If such talk seems "radical" to you, then please don't come here. It's not your kind of place. However, if this resonates with your vision of local liberty, then get in touch with us. Come out and see what we're all about. And bring something to shoot!

What about the cold and the wind? Isn't Wyoming just some bitter tundra? That would explain why only 500,000 people live there.

Regarding weather vs. population, North Dakota is much colder and windier than Wyoming, yet has 28% more people. Wyoming has the second highest mean elevation, after Colorado. Much of Wyoming is cold, and much of that windy (especially in the east). Still, Wyoming is not brutal.

If you already live in snow country, you won't find Wyoming any big deal. It's not Florida, but if living free is more important than tropical temperatures, you'll enjoy Wyoming. Besides, the FSW is a pioneering movement, and it requires a bit of hardiness from its members! Softees can stay home in SoCal, Palm Beach, Tuscon, etc.

For the FSW, Boston has focused on three counties with comparatively pleasant weather: Crook, Weston, and Hot Springs. All three have reasonable winters.

Are people actually buying property and moving to Wyoming through the FSW?
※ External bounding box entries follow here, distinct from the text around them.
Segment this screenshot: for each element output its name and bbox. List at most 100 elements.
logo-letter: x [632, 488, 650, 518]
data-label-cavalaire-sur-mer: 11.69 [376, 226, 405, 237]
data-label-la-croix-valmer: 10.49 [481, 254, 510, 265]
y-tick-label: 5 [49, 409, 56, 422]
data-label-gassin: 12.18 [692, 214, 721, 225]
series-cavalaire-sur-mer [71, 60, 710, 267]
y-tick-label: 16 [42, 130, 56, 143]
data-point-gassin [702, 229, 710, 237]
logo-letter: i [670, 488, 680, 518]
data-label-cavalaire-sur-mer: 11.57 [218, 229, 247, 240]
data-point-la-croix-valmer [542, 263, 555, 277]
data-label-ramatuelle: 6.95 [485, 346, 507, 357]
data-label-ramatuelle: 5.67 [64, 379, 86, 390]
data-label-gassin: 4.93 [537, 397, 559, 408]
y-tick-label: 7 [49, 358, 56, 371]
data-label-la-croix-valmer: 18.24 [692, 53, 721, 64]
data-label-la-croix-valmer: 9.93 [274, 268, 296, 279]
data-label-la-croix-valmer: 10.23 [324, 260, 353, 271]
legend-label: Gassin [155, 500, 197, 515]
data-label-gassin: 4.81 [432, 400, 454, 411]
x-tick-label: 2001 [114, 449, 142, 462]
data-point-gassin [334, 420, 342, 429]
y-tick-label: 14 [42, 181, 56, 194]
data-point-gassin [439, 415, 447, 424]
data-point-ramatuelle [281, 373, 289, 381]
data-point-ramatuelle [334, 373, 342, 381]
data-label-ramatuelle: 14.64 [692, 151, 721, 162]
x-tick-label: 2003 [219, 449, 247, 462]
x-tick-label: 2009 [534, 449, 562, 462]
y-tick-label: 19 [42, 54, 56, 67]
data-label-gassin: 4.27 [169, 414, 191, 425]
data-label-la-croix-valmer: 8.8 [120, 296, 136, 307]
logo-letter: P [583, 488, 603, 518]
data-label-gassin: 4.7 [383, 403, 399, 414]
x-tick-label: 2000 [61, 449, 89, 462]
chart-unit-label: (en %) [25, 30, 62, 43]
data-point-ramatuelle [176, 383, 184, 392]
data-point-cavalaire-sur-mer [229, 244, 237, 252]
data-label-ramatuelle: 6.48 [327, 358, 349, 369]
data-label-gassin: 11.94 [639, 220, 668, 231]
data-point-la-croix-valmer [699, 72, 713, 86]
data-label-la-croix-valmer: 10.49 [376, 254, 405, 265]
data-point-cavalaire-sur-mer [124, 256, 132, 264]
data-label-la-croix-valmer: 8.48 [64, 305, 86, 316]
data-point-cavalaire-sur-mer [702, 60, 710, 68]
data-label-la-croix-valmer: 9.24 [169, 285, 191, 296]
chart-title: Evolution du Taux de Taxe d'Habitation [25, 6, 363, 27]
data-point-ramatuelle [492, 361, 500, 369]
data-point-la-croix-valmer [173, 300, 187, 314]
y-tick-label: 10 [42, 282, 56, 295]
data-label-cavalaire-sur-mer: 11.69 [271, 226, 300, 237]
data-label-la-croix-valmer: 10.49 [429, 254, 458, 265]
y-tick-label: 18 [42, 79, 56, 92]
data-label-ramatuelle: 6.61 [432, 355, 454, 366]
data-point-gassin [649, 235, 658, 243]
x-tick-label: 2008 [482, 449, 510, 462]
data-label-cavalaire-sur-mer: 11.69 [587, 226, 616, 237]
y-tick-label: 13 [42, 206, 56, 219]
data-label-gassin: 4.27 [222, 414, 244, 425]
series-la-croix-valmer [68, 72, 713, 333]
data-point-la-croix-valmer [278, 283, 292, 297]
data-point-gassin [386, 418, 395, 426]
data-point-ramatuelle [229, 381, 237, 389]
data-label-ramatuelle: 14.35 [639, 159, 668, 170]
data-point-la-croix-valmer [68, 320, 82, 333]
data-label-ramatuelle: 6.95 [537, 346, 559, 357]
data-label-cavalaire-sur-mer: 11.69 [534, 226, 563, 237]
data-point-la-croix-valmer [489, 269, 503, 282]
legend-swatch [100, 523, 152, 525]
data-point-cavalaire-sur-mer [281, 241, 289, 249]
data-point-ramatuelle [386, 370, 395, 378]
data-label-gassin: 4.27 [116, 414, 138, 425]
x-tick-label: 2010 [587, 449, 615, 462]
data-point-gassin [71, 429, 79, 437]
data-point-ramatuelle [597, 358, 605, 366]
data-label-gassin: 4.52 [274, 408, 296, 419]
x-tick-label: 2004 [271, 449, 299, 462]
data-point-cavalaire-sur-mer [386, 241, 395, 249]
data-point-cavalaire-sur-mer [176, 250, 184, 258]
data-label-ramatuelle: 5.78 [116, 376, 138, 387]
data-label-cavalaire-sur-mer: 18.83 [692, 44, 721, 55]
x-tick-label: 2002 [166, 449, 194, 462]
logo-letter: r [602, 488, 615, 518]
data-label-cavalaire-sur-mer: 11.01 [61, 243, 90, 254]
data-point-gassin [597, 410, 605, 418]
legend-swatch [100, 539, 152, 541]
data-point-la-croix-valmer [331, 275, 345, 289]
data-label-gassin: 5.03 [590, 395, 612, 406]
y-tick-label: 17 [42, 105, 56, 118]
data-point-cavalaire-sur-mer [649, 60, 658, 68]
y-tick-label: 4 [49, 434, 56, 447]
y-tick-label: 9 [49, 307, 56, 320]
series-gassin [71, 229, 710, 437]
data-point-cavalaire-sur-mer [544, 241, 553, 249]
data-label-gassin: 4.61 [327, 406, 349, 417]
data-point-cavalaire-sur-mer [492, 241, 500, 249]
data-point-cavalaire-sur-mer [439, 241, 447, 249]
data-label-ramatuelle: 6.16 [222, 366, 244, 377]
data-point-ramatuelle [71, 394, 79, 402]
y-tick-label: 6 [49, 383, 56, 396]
You bet! Though the FSW was founded recently in early 2004, folks are already in motion in all three counties. One couple just bought a home and rental property in Thermopolis, and another bought over 300 beautiful acres in Crook County. The FSW enjoyed its first local event over Labor Day 2004, and many of the attendees are actively scouting out Crook County property for their upcoming relocation. Boston himself will move to Wyoming with Javelin Press in 2006.